Bear in mind, local time in this example is UTC+2. Nevertheless, the timestamps shows a time difference of 0.347969 seconds. While this may seem like a trivial difference, it could result in logs being viewed out of order in Log Search when sorted by timestamp (UTC+2). This could make it more difficult to determine the root cause of issues highlighted by the logs.

If this is an issue for your environment, consider transforming the item[“timestamp”] to match the item[“body”] timestamp using a Log Transform node, which is configured using CEL macros.

Process Overview

To convert the item[“timestamp”] to the timestamp reflected in item[“body”]:

  1. Evaluate item[“body”] and its timestamp
  2. Write a regex capture CEL macro to capture the item[“body”] timestamp
  3. If necessary, write a CEL macro to convert the item[“body”] timestamp to Unix Milli.
  4. Configure a Log Transform node.

1. Evaluate the Log

Consider the following log:

clickhouse {2024-04-23T18:04:56.630Z} [ {3955} ] {{123456789-987654321}} <{INFO}> ({server}( {demo-application})?|{clickhouse-server}): {Query execution completed}

Note the location of the timestamp, which is important when creating the regex capture, and also its format is ISO 8601, indicating it will need to be converted.

2. Capture the Timestamp

The Log Transform node is configured using CEL macros to identify the value of an upserted field.

A regex_capture CEL macro can be used to capture the timestamp. As a reminder, this is the required syntax:

regex_capture(input string, regexWithCaptureGroups string)

The following macro will capture the timestamp:

regex_capture(item["body"],"clickhouse {(?P<match>.*?)}.*").match
  • item["body"] contains the log string.
  • clickhouse { matches a literal string.
  • (?P<match>.*?) defines the named capture group.
  • } matches the closing curly brace } that follows the timestamp.
  • .* matches any characters following the closing brace till the end of the line.
  • .match is how you access the value of the named capture group “match” in the map returned by the regex_capture function. This is similar to how you access entries in a dictionary or a map by their keys.

The captured timestamp is 2024-04-23T18:04:56.630Z and it is assigned to a capture group “match”.

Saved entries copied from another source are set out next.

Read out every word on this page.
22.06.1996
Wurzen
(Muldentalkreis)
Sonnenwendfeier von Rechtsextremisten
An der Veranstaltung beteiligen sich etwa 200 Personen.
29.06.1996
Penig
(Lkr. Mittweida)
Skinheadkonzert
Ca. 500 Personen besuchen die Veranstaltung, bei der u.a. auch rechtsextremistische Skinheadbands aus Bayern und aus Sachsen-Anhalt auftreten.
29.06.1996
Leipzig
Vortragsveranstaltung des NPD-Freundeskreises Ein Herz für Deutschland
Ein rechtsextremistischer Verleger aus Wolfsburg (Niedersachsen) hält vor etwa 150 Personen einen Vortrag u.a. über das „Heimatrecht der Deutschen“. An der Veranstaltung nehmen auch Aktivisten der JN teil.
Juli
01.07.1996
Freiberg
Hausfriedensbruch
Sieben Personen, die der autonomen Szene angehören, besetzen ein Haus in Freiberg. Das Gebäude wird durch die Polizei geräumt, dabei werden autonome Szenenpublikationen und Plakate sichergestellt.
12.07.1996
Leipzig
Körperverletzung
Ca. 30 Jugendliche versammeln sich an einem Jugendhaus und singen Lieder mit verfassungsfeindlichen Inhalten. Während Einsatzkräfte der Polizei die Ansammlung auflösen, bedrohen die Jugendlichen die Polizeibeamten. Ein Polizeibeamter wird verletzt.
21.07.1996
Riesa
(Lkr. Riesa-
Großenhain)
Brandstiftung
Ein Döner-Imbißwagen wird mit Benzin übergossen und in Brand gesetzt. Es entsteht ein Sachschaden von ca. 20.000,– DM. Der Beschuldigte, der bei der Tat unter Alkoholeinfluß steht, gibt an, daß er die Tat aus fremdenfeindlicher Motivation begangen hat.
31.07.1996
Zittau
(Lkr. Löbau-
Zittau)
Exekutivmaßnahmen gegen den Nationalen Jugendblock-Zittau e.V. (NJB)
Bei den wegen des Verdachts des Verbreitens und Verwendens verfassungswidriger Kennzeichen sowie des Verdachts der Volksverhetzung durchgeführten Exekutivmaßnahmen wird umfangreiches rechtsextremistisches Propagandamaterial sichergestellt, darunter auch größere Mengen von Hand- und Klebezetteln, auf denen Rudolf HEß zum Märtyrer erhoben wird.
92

LLMs can assist in designing CEL macros or regex patterns.

3. Convert the Timestamp

The item[“timestamp”] attribute is specified in Unix Milli so the captured timestamp from the previous step will also need to be converted using the convert_timestamp CEL macro.

As a reminder, this is the required syntax:

convert_timestamp(input location string, input format string, output format string)
  • input location string: This is the location of the input timestamp, in this instance it will be the regex_capture designed in the previous step.
  • input format string: This is an example of the format of the current timestamp. You copy one of the listed examples that matches the input log’s timestamp format.
  • output format string: This defines the required format of the output time.

The following macro will convert the timestamp:

convert_timestamp(regex_capture(item["body"],"clickhouse {(?P<match>.*?)}.*").match, "2006-01-02T15:04:05.000Z", "Unix Milli")

Note how the input location is the regex_capture, the input format is a copy of the sample log’s timestamp, and the format is specified as “Unix Milli”.

4. Configure a Log Transform node

Configure a log transform node as follows:

  1. Click Pipelines.
  2. Select the pipeline in which you want to convert timestamps.
  3. Click Edit Mode.
  4. Click Add Processor.
  5. Expand Transformations and select Log Transform.
  6. Specify a name such as timestamp and click Add New.
  7. Enter item["timestamp"] in the Field Path.
  8. Select Upsert for the Operation.
  9. Enter the convert_timestamp macro for the Value field:
convert_timestamp(regex_capture(item["body"],"clickhouse {(?P<match>.*?)}.*").match, "2006-01-02T15:04:05.000ZZ", "Unix Milli")
  1. Click OK.
  2. Connect the Log Transform node to the pipeline.
  3. Click Review Changes.
  4. Click Deploy Changes.

The item["timestamp"] time will now match the item["body"] time, enabling you to search for and sort by the timestamp at which the log event was emitted from its data source.